Think of building an agent like writing a really good job description, then having a tireless colleague show up to fill it.
Creating an agent
Section titled “Creating an agent”Head to Agents → Library → Create Agent. You’ll set:
- Name — what your team will call it (e.g. “Support Responder”).
- Prompt — the agent’s instructions: its role, tone, and rules. This is where you describe how it should behave. Plain language works best.
- Model — which AI model powers it. You can pick one or use your workspace default.
That’s enough to get a basic agent going. The rest is optional polish.
Draft vs. Released
Section titled “Draft vs. Released”Every agent has a status:
- Draft — private to you while you build and test it.
- Released — published to the workspace so teammates (with permission) can use it.

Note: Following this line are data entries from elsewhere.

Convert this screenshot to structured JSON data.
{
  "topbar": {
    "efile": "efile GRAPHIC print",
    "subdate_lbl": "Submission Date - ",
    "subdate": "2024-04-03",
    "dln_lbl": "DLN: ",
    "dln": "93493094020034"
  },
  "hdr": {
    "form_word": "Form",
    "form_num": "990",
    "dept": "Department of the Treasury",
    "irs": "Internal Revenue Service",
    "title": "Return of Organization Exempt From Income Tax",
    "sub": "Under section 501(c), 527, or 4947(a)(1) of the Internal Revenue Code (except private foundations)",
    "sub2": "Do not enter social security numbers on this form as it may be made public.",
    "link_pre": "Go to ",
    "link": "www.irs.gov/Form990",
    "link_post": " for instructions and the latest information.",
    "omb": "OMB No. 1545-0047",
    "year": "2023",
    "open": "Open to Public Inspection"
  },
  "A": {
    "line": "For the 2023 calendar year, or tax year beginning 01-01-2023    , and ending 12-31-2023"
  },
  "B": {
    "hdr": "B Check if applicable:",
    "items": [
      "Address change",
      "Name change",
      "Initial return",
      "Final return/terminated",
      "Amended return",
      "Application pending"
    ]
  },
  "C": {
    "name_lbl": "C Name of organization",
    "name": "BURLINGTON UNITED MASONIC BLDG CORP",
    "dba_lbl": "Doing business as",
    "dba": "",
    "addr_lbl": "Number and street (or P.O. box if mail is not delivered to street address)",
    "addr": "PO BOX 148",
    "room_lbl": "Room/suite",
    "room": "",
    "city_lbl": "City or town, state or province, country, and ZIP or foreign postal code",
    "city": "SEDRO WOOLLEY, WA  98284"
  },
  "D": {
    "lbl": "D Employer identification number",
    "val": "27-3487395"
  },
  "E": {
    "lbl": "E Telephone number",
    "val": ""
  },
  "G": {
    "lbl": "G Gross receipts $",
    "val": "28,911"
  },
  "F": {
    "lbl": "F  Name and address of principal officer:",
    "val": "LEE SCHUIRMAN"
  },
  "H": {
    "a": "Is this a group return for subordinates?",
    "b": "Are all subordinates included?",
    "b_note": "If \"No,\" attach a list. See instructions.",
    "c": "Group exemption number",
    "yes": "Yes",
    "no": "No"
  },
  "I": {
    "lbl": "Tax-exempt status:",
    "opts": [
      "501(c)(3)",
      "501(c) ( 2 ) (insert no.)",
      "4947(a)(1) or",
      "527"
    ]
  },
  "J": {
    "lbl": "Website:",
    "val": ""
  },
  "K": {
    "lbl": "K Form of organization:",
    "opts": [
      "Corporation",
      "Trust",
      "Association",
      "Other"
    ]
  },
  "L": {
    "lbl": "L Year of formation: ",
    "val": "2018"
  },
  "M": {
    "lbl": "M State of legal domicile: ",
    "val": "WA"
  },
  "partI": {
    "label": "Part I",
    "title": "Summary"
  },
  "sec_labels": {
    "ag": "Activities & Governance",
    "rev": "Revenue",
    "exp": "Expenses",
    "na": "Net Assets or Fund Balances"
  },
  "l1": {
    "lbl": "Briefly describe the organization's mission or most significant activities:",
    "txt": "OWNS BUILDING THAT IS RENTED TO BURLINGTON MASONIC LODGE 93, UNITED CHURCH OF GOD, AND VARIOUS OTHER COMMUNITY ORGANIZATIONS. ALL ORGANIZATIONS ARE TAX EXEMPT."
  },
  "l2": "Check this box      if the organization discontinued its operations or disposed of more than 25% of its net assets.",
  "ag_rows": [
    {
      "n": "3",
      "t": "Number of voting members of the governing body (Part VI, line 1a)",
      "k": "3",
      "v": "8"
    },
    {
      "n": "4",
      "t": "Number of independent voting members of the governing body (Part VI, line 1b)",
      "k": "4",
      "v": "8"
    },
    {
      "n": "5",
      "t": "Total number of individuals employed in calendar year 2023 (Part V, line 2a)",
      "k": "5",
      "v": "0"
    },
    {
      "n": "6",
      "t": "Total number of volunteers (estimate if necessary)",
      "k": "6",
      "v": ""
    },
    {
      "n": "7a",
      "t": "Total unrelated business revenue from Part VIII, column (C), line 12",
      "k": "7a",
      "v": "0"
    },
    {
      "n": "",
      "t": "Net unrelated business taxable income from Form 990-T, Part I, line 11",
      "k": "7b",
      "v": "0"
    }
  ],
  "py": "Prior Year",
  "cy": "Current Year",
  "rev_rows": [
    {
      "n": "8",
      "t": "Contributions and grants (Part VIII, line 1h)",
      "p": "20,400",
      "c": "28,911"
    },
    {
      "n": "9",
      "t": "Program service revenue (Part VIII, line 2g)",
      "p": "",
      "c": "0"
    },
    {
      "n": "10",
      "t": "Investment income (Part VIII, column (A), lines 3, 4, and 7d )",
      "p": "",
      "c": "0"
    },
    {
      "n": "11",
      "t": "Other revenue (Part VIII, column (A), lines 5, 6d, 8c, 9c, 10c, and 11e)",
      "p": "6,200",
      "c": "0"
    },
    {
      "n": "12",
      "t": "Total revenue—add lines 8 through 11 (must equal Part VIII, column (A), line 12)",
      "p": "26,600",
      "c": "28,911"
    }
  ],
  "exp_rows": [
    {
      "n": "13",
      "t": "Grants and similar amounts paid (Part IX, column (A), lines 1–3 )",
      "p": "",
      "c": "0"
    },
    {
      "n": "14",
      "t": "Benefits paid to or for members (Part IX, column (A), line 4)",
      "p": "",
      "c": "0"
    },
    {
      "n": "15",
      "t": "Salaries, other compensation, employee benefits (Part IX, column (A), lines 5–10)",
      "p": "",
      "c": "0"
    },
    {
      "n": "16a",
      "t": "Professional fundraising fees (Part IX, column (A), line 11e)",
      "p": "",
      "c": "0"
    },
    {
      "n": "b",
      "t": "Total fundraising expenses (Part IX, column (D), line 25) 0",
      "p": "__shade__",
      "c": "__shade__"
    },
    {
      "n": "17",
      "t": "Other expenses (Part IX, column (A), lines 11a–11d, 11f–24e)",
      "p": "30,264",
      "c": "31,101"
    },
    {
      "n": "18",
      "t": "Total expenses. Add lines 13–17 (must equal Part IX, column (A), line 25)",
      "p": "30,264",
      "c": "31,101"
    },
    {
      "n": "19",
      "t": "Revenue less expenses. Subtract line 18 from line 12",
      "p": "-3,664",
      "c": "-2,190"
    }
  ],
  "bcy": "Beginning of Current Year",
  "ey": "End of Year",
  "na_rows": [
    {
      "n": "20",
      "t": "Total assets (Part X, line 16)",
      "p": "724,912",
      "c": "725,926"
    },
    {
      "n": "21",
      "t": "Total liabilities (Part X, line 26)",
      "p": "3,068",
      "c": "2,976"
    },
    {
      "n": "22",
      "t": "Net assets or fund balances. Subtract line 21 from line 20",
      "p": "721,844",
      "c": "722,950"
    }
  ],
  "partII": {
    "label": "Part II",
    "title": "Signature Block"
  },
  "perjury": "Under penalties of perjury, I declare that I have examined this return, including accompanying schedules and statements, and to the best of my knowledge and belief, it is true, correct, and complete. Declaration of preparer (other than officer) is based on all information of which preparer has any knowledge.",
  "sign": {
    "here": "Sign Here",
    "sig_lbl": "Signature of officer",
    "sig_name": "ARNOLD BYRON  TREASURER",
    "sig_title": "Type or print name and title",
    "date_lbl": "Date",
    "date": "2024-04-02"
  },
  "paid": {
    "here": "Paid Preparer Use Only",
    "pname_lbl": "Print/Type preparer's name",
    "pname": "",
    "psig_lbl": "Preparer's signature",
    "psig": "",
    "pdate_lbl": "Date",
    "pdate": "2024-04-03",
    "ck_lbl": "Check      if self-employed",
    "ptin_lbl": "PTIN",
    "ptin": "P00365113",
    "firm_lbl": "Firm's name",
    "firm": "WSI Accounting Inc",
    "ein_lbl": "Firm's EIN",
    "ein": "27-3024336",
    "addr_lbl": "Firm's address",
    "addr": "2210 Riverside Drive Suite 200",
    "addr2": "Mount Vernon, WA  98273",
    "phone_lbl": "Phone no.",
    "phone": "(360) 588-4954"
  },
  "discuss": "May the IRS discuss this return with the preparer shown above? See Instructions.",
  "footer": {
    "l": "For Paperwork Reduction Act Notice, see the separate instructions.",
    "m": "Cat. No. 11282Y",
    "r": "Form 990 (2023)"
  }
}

When you’re happy, click Publish to move an agent from Draft to Released.
Computer use
Section titled “Computer use”Some jobs need more than words — they need an agent that can actually run code, edit files, or execute commands. Turn on Computer use and the agent gets its own sandboxed virtual computer: an isolated environment where it can do that work safely.
What you can configure
Section titled “What you can configure”Beyond the basics, an agent can be shaped with four building blocks. Each has its own page:
| Building block | What it does | Learn more |
|---|---|---|
| Knowledge | Documents, pages, and data the agent should use as context | Tools & knowledge |
| Tools / MCP | Actions it can take, including external systems via MCP | Tools & knowledge |
| Skills | Reusable bundles of capability it can call on | Skills & rules |
| Rules | Conditional instructions for specific situations | Skills & rules |
A few example agents
Section titled “A few example agents”- Customer Support Responder — knows your help docs, drafts replies, and can look things up in your CRM.
- Release Notes Writer — assigned to a task, it gathers what shipped and writes the notes.
- Data Analyst — answers questions about a database and summarizes trends.
Once an agent exists, you put it to work by assigning it to tasks, adding it to chats, or wiring it into a flow — see Agents in your workspace.